Following a mammogram, it is common for your healthcare provider to call with the results. Understanding the results can help determine the treatment option(s) best for you.
Types of breast cancer
There are two main types of breast cancer, which differ in their points of origin in the breast.
- Ductal carcinoma ‐ begins in the cells that line the milk ducts in the breast, also called the lining of the breast ducts.
- Lobular carcinoma ‐ begins in the lobes, or lobules (the glands that make milk) of the breast.
Breast cancer grades
Breast cancer grades refer to how close the biopsy sample looks to normal breast tissue and how rapidly the cancer cells are dividing. The lower the number, the slower the cancer is growing, making it less likely to spread.
Staging identifies if the cancer has spread within the breast or to other parts of the body.
- Stage 0 (ductal carcinoma in situ or DCIS) ‐ has not spread beyond the actual tumor.
- Stage I, II & III ‐ Stage I is smaller in size, is less likely to have lymph node involvement, and has lower risk molecular features. Stage III is larger and is more likely to have lymph node involvement or other high risk molecular features.
- Stage IV ‐ cancer has spread to other organs of the body, most often the bones, lungs, liver, or brain.
Breast cancer is also classified by whether the cancer has estrogen receptors (ER), progesterone receptors (PR), and/or a growth-promoting protein called HER2/neu.
Breast cancer patients can receive up to three different classifications for their breast cancer: type, grade, and stage. It is important to know your specific diagnosis so you can better understand your treatment plan.
Advancements in medicine have provided a wide range of treatments for breast cancer, including both surgical and therapeutic. Depending on your age, type of breast cancer and grade will determine the type of treatment or combination of treatments appropriate for you.
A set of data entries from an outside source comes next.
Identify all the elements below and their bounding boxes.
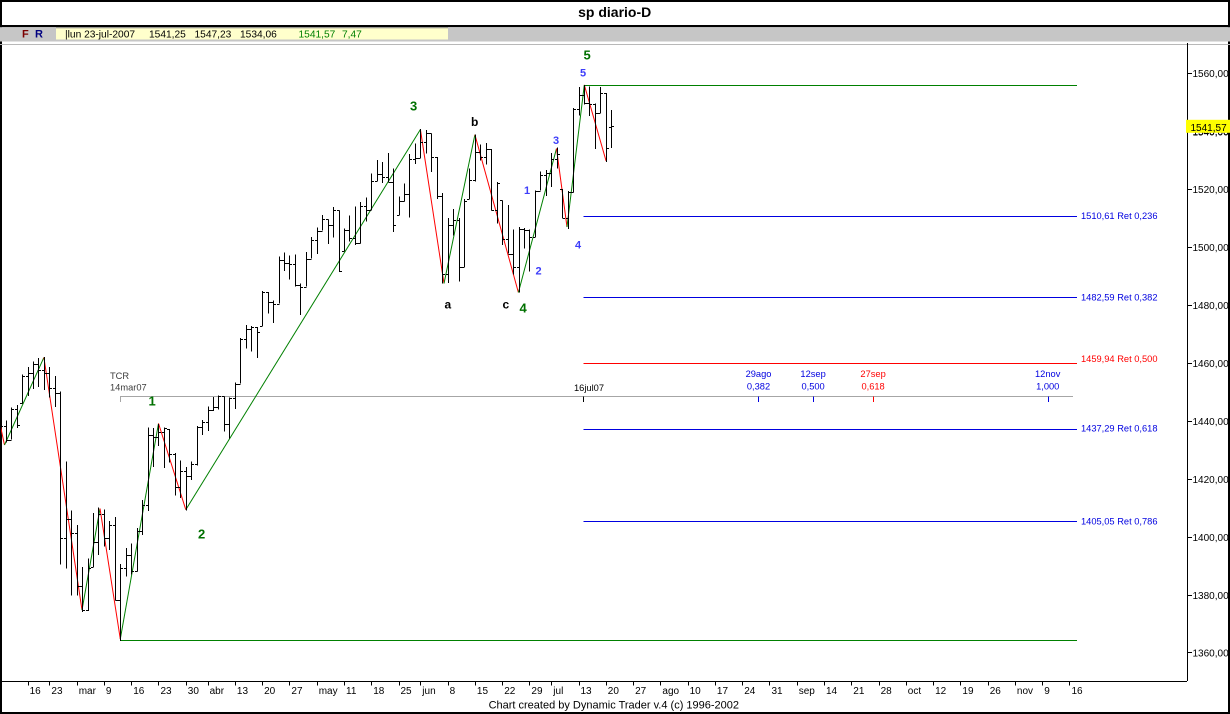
svg-text:jul: jul [552,686,563,697]
svg-text:23: 23 [51,686,63,697]
svg-text:9: 9 [1044,686,1050,697]
svg-text:oct: oct [908,686,922,697]
svg-text:19: 19 [962,686,974,697]
svg-text:may: may [319,686,338,697]
svg-text:11: 11 [346,686,357,697]
svg-text:8: 8 [450,686,456,697]
svg-text:1460,00: 1460,00 [1193,359,1230,370]
svg-text:abr: abr [210,686,225,697]
svg-text:4: 4 [575,240,582,252]
svg-text:1,000: 1,000 [1036,382,1059,392]
svg-text:31: 31 [772,686,784,697]
svg-text:16: 16 [30,686,42,697]
svg-text:nov: nov [1017,686,1033,697]
svg-text:1: 1 [149,393,156,408]
svg-text:18: 18 [373,686,385,697]
svg-text:1534,06: 1534,06 [240,30,277,41]
svg-text:1360,00: 1360,00 [1193,649,1230,660]
svg-text:30: 30 [188,686,200,697]
svg-text:5: 5 [584,48,591,63]
svg-text:1482,59 Ret 0,382: 1482,59 Ret 0,382 [1081,292,1158,302]
svg-text:1440,00: 1440,00 [1193,417,1230,428]
svg-text:24: 24 [744,686,756,697]
svg-text:13: 13 [581,686,593,697]
svg-text:F: F [22,29,29,41]
svg-text:1547,23: 1547,23 [195,30,232,41]
svg-text:1520,00: 1520,00 [1193,185,1230,196]
svg-text:20: 20 [608,686,620,697]
svg-text:26: 26 [990,686,1002,697]
svg-text:25: 25 [401,686,413,697]
svg-text:1560,00: 1560,00 [1193,69,1230,80]
svg-text:14: 14 [826,686,838,697]
svg-text:16: 16 [1072,686,1084,697]
svg-text:1: 1 [524,185,530,197]
svg-text:12: 12 [935,686,947,697]
svg-text:a: a [445,297,452,311]
svg-text:10: 10 [690,686,702,697]
svg-text:29: 29 [531,686,543,697]
svg-text:17: 17 [717,686,729,697]
svg-text:1480,00: 1480,00 [1193,301,1230,312]
svg-text:1405,05 Ret 0,786: 1405,05 Ret 0,786 [1081,516,1158,526]
svg-text:7,47: 7,47 [342,30,362,41]
svg-text:b: b [471,115,478,129]
svg-text:1541,25: 1541,25 [149,30,186,41]
svg-text:16jul07: 16jul07 [574,383,604,393]
svg-text:1500,00: 1500,00 [1193,243,1230,254]
svg-text:9: 9 [106,686,112,697]
svg-text:27: 27 [291,686,303,697]
svg-text:3: 3 [553,135,559,147]
svg-text:4: 4 [520,301,528,316]
svg-text:15: 15 [477,686,489,697]
svg-text:1420,00: 1420,00 [1193,475,1230,486]
svg-text:|lun 23-jul-2007: |lun 23-jul-2007 [65,30,135,41]
svg-text:1437,29 Ret 0,618: 1437,29 Ret 0,618 [1081,424,1158,434]
svg-text:28: 28 [881,686,893,697]
svg-text:5: 5 [580,68,586,80]
svg-text:13: 13 [237,686,249,697]
svg-text:20: 20 [264,686,276,697]
svg-text:16: 16 [133,686,145,697]
svg-text:27sep: 27sep [860,369,885,379]
svg-text:27: 27 [635,686,647,697]
svg-text:sp diario-D: sp diario-D [578,4,651,20]
svg-text:Chart created by Dynamic Trade: Chart created by Dynamic Trader v.4 (c) … [489,700,739,712]
svg-text:TCR: TCR [110,371,129,381]
svg-text:1400,00: 1400,00 [1193,533,1230,544]
svg-text:3: 3 [410,98,417,113]
svg-text:21: 21 [853,686,865,697]
svg-text:12nov: 12nov [1035,369,1061,379]
svg-text:0,382: 0,382 [747,382,770,392]
svg-text:ago: ago [662,686,679,697]
svg-text:mar: mar [79,686,97,697]
svg-text:1380,00: 1380,00 [1193,591,1230,602]
svg-text:22: 22 [504,686,516,697]
svg-text:1459,94 Ret 0,500: 1459,94 Ret 0,500 [1081,354,1158,364]
svg-text:29ago: 29ago [746,369,772,379]
svg-text:14mar07: 14mar07 [110,383,147,393]
svg-text:sep: sep [799,686,816,697]
svg-text:2: 2 [198,526,205,541]
svg-text:1541,57: 1541,57 [1191,123,1228,134]
svg-text:0,500: 0,500 [801,382,824,392]
svg-text:0,618: 0,618 [861,382,884,392]
svg-text:c: c [503,297,510,311]
svg-text:2: 2 [536,266,542,278]
svg-text:jun: jun [421,686,435,697]
svg-text:12sep: 12sep [800,369,825,379]
svg-text:R: R [35,29,43,41]
svg-text:23: 23 [161,686,173,697]
svg-text:1540,00: 1540,00 [1193,127,1230,138]
svg-text:1510,61 Ret 0,236: 1510,61 Ret 0,236 [1081,211,1158,221]
svg-text:1541,57: 1541,57 [299,30,336,41]
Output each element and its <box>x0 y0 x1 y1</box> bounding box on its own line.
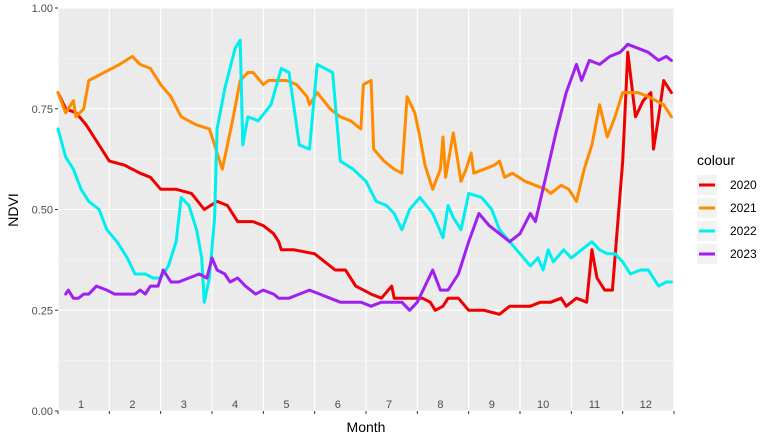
month-label: 11 <box>589 399 600 411</box>
month-label: 5 <box>283 399 289 411</box>
month-label: 6 <box>335 399 341 411</box>
y-tick-label: 0.50 <box>32 205 53 217</box>
series-lines <box>56 38 673 316</box>
series-line-2020 <box>56 50 673 316</box>
month-label: 10 <box>537 399 549 411</box>
legend-title: colour <box>697 152 735 168</box>
legend-label-2021: 2021 <box>730 201 757 215</box>
legend: colour 2020 2021 2022 2023 <box>697 152 757 264</box>
legend-label-2020: 2020 <box>730 178 757 192</box>
y-tick-label: 0.75 <box>32 104 53 116</box>
month-label: 4 <box>232 399 238 411</box>
x-axis-title: Month <box>347 419 386 435</box>
legend-label-2023: 2023 <box>730 247 757 261</box>
y-tick-label: 0.25 <box>32 305 53 317</box>
month-label: 8 <box>437 399 443 411</box>
legend-label-2022: 2022 <box>730 224 757 238</box>
month-label: 12 <box>640 399 652 411</box>
month-label: 9 <box>489 399 495 411</box>
y-axis-title: NDVI <box>5 193 21 226</box>
y-tick-label: 0.00 <box>32 406 53 418</box>
series-line-2021 <box>56 54 673 203</box>
month-label: 3 <box>181 399 187 411</box>
month-label: 1 <box>78 399 84 411</box>
axes: 0.000.250.500.751.001 2 3 4 5 6 7 8 9 10 11 12 <box>32 3 675 418</box>
series-line-2023 <box>64 42 673 312</box>
month-label: 2 <box>129 399 135 411</box>
month-label: 7 <box>386 399 392 411</box>
y-tick-label: 1.00 <box>32 3 53 15</box>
There are two primary types of surgical options for breast cancer – one that preserves the breast (lumpectomy) and one that removes the breast (mastectomy).
- A lumpectomy is considered a breast-conserving surgery, and the goal of the procedure is to remove the cancer and some of the surrounding normal tissue, while leaving the remainder of the breast intact.
- A mastectomy removes all breast tissue from the entire breast
Preventative mastectomy surgery is the removal of all breast tissue to prevent breast cancer. Surgical Oncologist Alfredo Santillan, MD notes that 10-15% of all breast cancer is related to genetics. If you or a loved one have a strong family history of breast cancer, we encourage you to speak with your healthcare provider about getting tested to determine if you are a genetic carrier.
Treatment of breast cancer can be a multi-disciplinary approach. Surgery is traditionally the first treatment, but alone does not always cure breast cancer.
Additional treatments may include:
- Chemotherapy is administered prior to surgery to shrink cancer cells (preoperative therapy or neoadjuvant therapy) or after surgery (postoperative therapy or adjuvant therapy) to prevent cancer cells from returning.
- Hormonal therapy blocks hormones (estrogen and progesterone) in certain types of tumors that are driven off the female hormones.
- Targeted therapy uses drugs or other substances to identify and attack specific cancer cells without harming normal cells.
- Radiation therapy uses high-energy X-rays through either external radiation (sending radiation from outside the body to the cancer) or internal radiation (placing a radioactive substance sealed in needles, seeds, or wires directly into or near the cancer).